The new images clearly illustrate a strong reduction of nitrogen dioxide concentrations over major cities across Europe – specifically Milan, Paris and Madrid.
Other countries in northern Europe are being closely monitored, including the Netherlands and the United Kingdom – but scientists have observed a larger variability owing to changing weather conditions. New measurements will help to assess the changes in nitrogen dioxide over northwest Europe.
The satellite images show nitrogen dioxide concentrations from 14 to 25 March 2020, compared to the monthly average of concentrations from 2019.
Henk Eskes, from KNMI, explains why these dates were chosen, “The nitrogen dioxide concentrations vary from day to day due to changes in the weather. Conclusions cannot be drawn based on just one day of data alone.
“By combining data for a specific period of time, 10 days in this case, the meteorological variability partly averages out and we begin to see the impact of changes due to human activity.”
“The chemistry in our atmosphere is non-linear. Therefore, the percentage drop in concentrations may differ somewhat from the drop in emissions. Atmospheric chemistry models, which account for daily changes in weather, in combination with inverse modelling techniques are needed to quantify the emission based on the satellite observations.”

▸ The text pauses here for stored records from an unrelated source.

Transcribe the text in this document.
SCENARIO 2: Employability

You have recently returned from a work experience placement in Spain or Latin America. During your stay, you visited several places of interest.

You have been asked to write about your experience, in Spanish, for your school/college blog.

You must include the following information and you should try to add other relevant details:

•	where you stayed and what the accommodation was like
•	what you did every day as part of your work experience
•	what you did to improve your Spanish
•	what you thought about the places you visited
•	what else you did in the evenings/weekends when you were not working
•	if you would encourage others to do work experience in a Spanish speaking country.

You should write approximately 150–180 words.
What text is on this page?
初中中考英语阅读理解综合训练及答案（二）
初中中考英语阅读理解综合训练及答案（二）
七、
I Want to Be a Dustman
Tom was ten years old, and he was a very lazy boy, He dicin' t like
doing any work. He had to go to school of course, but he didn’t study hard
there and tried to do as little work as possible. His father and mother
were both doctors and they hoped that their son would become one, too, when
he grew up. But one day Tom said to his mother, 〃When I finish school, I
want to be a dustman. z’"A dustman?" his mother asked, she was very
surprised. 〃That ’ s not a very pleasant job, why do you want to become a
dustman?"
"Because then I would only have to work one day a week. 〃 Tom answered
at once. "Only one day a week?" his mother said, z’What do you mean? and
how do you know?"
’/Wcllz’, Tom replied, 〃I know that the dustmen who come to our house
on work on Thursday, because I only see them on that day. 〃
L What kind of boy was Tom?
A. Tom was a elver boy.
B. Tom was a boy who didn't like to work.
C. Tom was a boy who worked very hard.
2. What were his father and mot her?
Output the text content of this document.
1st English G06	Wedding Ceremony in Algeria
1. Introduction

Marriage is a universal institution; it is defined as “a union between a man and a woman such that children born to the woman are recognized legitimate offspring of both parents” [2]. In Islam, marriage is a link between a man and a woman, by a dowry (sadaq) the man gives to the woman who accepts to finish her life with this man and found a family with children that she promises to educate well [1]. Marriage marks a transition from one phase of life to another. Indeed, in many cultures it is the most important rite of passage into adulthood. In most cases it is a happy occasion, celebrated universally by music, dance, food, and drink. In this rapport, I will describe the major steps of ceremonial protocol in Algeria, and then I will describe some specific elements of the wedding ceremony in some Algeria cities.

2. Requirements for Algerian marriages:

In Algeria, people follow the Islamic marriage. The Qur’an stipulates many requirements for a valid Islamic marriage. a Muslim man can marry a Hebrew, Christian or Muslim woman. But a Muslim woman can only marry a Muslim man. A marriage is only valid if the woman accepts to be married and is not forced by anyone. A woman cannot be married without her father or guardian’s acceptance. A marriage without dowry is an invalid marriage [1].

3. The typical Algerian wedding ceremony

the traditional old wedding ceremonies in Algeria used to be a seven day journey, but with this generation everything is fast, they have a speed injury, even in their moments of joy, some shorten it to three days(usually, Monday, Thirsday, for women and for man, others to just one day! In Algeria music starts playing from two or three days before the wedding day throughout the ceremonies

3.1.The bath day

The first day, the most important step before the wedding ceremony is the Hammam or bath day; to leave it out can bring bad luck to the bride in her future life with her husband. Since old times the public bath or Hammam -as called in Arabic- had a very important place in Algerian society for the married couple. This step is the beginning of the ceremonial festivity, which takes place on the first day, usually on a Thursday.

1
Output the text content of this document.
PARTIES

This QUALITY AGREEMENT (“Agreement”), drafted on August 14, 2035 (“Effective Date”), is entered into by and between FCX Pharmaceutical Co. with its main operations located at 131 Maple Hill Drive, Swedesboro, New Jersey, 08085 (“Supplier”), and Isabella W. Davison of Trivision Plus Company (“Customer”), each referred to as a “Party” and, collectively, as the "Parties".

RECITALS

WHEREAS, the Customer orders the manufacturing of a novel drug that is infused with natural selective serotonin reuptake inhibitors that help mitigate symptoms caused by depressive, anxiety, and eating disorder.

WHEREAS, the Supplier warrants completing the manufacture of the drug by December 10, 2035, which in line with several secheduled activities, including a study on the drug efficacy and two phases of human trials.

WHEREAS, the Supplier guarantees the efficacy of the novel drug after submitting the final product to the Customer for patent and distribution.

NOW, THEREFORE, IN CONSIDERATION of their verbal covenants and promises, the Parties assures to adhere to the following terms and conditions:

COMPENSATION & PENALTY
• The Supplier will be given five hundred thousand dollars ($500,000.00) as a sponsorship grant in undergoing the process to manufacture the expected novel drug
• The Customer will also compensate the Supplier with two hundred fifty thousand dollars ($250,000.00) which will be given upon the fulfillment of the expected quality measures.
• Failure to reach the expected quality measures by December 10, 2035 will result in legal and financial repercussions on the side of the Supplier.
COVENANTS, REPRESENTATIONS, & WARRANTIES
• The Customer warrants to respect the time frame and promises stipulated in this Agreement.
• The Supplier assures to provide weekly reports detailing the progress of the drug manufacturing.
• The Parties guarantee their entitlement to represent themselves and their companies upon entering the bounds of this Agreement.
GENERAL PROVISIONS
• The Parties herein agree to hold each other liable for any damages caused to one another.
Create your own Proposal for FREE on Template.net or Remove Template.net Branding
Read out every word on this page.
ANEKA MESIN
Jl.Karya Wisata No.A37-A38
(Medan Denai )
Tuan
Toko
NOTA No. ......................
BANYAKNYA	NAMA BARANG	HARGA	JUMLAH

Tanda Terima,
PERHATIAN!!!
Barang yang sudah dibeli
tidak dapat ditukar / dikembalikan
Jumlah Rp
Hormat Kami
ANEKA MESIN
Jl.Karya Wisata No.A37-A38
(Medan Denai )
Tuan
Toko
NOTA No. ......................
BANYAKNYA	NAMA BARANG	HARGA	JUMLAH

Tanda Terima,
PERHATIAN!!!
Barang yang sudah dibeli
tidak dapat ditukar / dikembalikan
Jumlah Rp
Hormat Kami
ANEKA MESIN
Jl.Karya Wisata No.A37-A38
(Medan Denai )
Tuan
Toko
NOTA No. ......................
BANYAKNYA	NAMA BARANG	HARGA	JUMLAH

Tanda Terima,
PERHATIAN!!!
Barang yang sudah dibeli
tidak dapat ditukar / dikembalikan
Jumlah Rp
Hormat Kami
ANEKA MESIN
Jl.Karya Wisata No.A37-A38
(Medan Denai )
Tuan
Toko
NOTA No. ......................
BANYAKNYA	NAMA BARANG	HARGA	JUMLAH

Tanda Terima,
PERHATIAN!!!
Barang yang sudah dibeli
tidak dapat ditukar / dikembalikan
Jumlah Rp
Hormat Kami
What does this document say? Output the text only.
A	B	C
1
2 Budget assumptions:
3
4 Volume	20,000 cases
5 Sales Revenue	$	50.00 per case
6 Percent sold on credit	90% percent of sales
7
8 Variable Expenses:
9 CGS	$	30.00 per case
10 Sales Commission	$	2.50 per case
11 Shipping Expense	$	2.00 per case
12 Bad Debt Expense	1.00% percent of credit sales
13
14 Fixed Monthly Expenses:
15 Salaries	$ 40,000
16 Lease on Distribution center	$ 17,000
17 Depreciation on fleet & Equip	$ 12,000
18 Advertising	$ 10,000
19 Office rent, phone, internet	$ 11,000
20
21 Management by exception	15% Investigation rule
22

The KNMI team, in collaboration with scientists worldwide, has started to work on a more detailed analysis using ground data, weather data and inverse modelling to interpret the concentrations observed, in order to estimate the influence of the shutdown measures.
Henk comments, “For quantitative estimates of the changes in the emissions due to transportation and industry, we need to combine the Tropomi data from the Copernicus Sentinel-5P satellite with models of atmospheric chemistry. These studies have started, but will take some time to complete.”
Claus Zehner, ESA’s Copernicus Sentinel-5P mission manager, says, “The special features of the Copernicus Sentinel-5P satellite, with its high spatial resolution and accurate ability to observe trace gases compared to other atmospheric satellite missions, allows for the generation of these unique nitrogen dioxide concentration measurements from space.”